Using your phone while traveling abroad: tips to avoid roaming fees

The horror story goes something like this: A family returns from a trip abroad and the glow of the vacation has barely begun to fade when a cell phone bill arrives with hundreds (or even thousands) of dollars in international charges. The phenomenon even has a name: bill shock.

Smartphones have become an indispensable part of international travel. You can use them to check in at the gate, cross borders, find your way around a foreign city, and pay for breakfast at a coffee shop. Now it’s easier than ever to use your phone like you would at home without affecting your wallet.

There are two main options: you can get a data plan directly through your phone company or you can change your phone’s SIM card, a small chip that stores data about you and your provider; On newer phones, you can use an app that doesn’t do the same thing. Here are some tips:

All three major US carriers offer some version of an all-inclusive international data plan. Prices and countries covered vary. Some come into effect automatically when you cross a border and others require you to register before you travel. Almost everyone sends a text message detailing their options when their phone connects to a foreign network.

AT&T offers the International Pass for $10 a day, allowing travelers to use their phones as they would in the United States. AT&T automatically adds a day pass when customers with unlimited plans connect to the network in a foreign destination.

Customers with this plan can use their phones as many days as they want, but will only be charged for a maximum of 10 days per billing cycle. The plan covers around 210 destinations, including Canada and Mexico. Some exceptions: Cuba and Maldives.

Verizon has a similar offer: TravelPass, which offers customers with Unlimited Plus, Unlimited Welcome and other unlimited plans the ability to talk, text and use data for $10 per day (there is no limit on how many days you can charged in one billing cycle), or a $100 monthly pass. The first 2 GB of high-speed data each day is included; After that, travelers get unlimited data at a slower speed.

Unlimited plan customers heading to Canada or Mexico do not need to purchase TravelPass, but for all other plans, a day pass to those countries costs $5. TravelPass covers around 210 international destinations. Exceptions: Cuba and Maldives.

T-Mobile automatically includes international coverage at no additional cost in its most popular plans, said Mike Katz, president of marketing, strategy and products. Depending on the plan, it includes unlimited texting to over 215 destinations worldwide and 5GB of high-speed data per bill cycle (but most phone calls are 25 cents per minute). Like AT&T and Verizon, Cuba is not covered, but the Maldives is.

T-Mobile travelers who need more high-speed data or free calls can upgrade with one-day passes, starting at $5 (unlimited calls and up to 512 MB of high-speed data). For longer stays, a 30-day plan with up to 15GB of high-speed data costs $50.

Subscriber Identity Module cards (small, removable chips that link a phone to the network and its owner’s phone number) offer another way to save money while traveling, especially if you take a long trip or use a lot of devices. data. Instead of signing up for a US carrier’s international calling plan, you can purchase a local SIM card, usually as part of a prepaid or pay-as-you-go package, usually at a cheaper rate. Rates vary by provider, country and offers.
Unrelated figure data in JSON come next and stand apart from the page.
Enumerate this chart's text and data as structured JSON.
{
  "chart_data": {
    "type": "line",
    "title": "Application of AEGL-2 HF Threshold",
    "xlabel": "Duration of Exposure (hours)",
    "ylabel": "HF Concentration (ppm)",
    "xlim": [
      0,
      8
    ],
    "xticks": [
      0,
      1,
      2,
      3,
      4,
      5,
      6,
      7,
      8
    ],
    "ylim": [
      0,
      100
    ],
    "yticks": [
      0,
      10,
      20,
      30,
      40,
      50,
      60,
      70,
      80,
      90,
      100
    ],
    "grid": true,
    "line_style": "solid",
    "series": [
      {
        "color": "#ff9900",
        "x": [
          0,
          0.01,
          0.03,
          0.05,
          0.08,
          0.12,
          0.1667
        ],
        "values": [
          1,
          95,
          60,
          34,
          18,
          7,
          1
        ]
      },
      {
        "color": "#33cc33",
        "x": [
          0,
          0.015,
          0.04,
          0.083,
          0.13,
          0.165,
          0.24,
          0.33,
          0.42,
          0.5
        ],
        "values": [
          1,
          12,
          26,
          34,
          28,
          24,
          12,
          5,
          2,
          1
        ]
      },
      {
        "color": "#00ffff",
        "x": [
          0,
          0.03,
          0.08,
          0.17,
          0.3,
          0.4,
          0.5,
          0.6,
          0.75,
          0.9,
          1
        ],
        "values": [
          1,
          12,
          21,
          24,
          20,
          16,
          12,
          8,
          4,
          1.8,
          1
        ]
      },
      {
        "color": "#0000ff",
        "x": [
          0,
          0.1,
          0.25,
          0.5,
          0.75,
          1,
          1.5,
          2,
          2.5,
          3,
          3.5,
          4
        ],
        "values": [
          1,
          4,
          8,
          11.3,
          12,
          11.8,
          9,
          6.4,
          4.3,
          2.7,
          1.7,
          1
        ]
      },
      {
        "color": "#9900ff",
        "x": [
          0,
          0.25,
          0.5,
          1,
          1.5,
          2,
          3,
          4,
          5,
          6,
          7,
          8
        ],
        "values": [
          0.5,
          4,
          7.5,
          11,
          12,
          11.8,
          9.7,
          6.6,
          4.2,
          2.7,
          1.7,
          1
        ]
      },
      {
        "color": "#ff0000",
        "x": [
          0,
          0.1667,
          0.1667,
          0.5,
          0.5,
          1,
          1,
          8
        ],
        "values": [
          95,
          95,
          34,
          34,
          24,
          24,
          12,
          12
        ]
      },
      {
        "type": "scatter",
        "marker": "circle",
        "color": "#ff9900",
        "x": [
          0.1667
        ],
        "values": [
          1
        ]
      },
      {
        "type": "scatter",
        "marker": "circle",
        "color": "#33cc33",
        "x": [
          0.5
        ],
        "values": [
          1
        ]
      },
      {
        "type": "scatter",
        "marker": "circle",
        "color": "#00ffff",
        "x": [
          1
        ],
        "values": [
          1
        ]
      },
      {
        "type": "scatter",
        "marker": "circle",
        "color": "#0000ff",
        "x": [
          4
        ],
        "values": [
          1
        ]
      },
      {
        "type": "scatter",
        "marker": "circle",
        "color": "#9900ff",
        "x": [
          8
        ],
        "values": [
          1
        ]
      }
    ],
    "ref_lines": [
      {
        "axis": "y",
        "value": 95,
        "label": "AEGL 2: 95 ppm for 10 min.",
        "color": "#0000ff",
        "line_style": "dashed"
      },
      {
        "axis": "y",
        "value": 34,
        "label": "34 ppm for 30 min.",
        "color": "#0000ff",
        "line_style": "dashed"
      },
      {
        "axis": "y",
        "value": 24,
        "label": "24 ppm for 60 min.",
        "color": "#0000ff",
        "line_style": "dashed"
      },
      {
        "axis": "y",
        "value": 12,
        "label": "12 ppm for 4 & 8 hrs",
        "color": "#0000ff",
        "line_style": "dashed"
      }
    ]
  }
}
If you have a newer model phone, you probably don’t even need to change (and keep track of) physical SIM cards: it may have eSIM capabilities built in.
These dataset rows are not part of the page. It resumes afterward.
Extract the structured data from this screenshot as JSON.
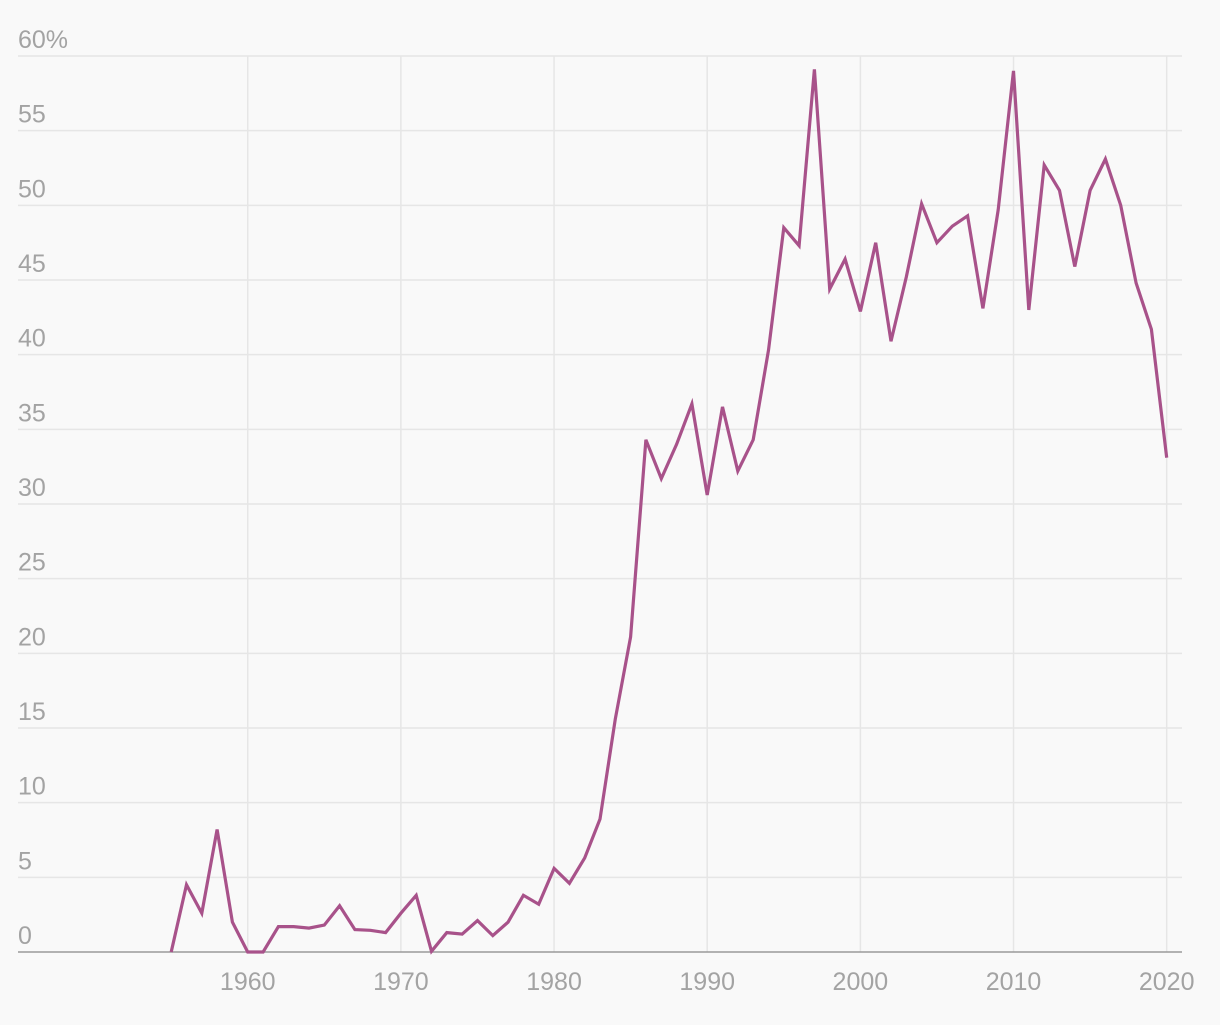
{
  "chart_data": {
    "type": "line",
    "title": "",
    "xlabel": "",
    "ylabel": "",
    "xlim": [
      1945,
      2021
    ],
    "ylim": [
      0,
      60
    ],
    "grid": true,
    "y_ticks": [
      0,
      5,
      10,
      15,
      20,
      25,
      30,
      35,
      40,
      45,
      50,
      55,
      60
    ],
    "y_tick_labels": [
      "0",
      "5",
      "10",
      "15",
      "20",
      "25",
      "30",
      "35",
      "40",
      "45",
      "50",
      "55",
      "60%"
    ],
    "x_ticks": [
      1960,
      1970,
      1980,
      1990,
      2000,
      2010,
      2020
    ],
    "x_tick_labels": [
      "1960",
      "1970",
      "1980",
      "1990",
      "2000",
      "2010",
      "2020"
    ],
    "series": [
      {
        "color": "#a8528a",
        "x": [
          1955,
          1956,
          1957,
          1958,
          1959,
          1960,
          1961,
          1962,
          1963,
          1964,
          1965,
          1966,
          1967,
          1968,
          1969,
          1970,
          1971,
          1972,
          1973,
          1974,
          1975,
          1976,
          1977,
          1978,
          1979,
          1980,
          1981,
          1982,
          1983,
          1984,
          1985,
          1986,
          1987,
          1988,
          1989,
          1990,
          1991,
          1992,
          1993,
          1994,
          1995,
          1996,
          1997,
          1998,
          1999,
          2000,
          2001,
          2002,
          2003,
          2004,
          2005,
          2006,
          2007,
          2008,
          2009,
          2010,
          2011,
          2012,
          2013,
          2014,
          2015,
          2016,
          2017,
          2018,
          2019,
          2020
        ],
        "y": [
          0,
          4.5,
          2.6,
          8.2,
          2,
          0,
          0,
          1.7,
          1.7,
          1.6,
          1.8,
          3.1,
          1.5,
          1.45,
          1.3,
          2.6,
          3.8,
          0.05,
          1.3,
          1.2,
          2.1,
          1.1,
          2,
          3.8,
          3.2,
          5.6,
          4.6,
          6.3,
          8.9,
          15.6,
          21.1,
          34.3,
          31.7,
          34.0,
          36.7,
          30.6,
          36.5,
          32.2,
          34.3,
          40.3,
          48.5,
          47.3,
          59.1,
          44.4,
          46.4,
          42.9,
          47.5,
          40.9,
          45.2,
          50.1,
          47.5,
          48.6,
          49.3,
          43.1,
          49.7,
          59.0,
          43.0,
          52.7,
          51.0,
          45.9,
          51.0,
          53.1,
          50.0,
          44.8,
          41.7,
          33.1
        ]
      }
    ]
  }
}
Apps like Airalo offer affordable eSIM options to hundreds of destinations around the world. Airalo options include Discover Plus, a global plan that includes 10 texts, 10 minutes of calls and 1GB of data, starting at $9 for seven days. There’s also a regional plan (covering places like Europe), starting at $5 for seven days, and a local plan (for a single country), as low as $4.50 for seven days.

Two caveats about SIM swapping: your phone usually needs to be unlocked (not tied to a specific carrier) and you’ll usually receive a foreign phone number when you set up the new SIM card, so be sure to share that number with anyone. that needs it. To contact you. (Your regular phone number will go to voicemail.) If you use an eSIM and your phone has Dual SIM Dual Standby technology, you may still be able to use your usual number.

There are some technological precautions travelers can take to avoid shocking bills.

First, control your data usage by turning off data roaming in your phone’s settings when you don’t need it. You can also download maps when you have Wi-Fi and then use apps like Google or Apple Maps in offline mode. You can also individually silence data-consuming apps by disabling their access to mobile data in your phone’s settings.

Finally, consider using secure Wi-Fi (be careful with public networks) to make calls on services like FaceTime or WhatsApp to avoid voice or long distance fees.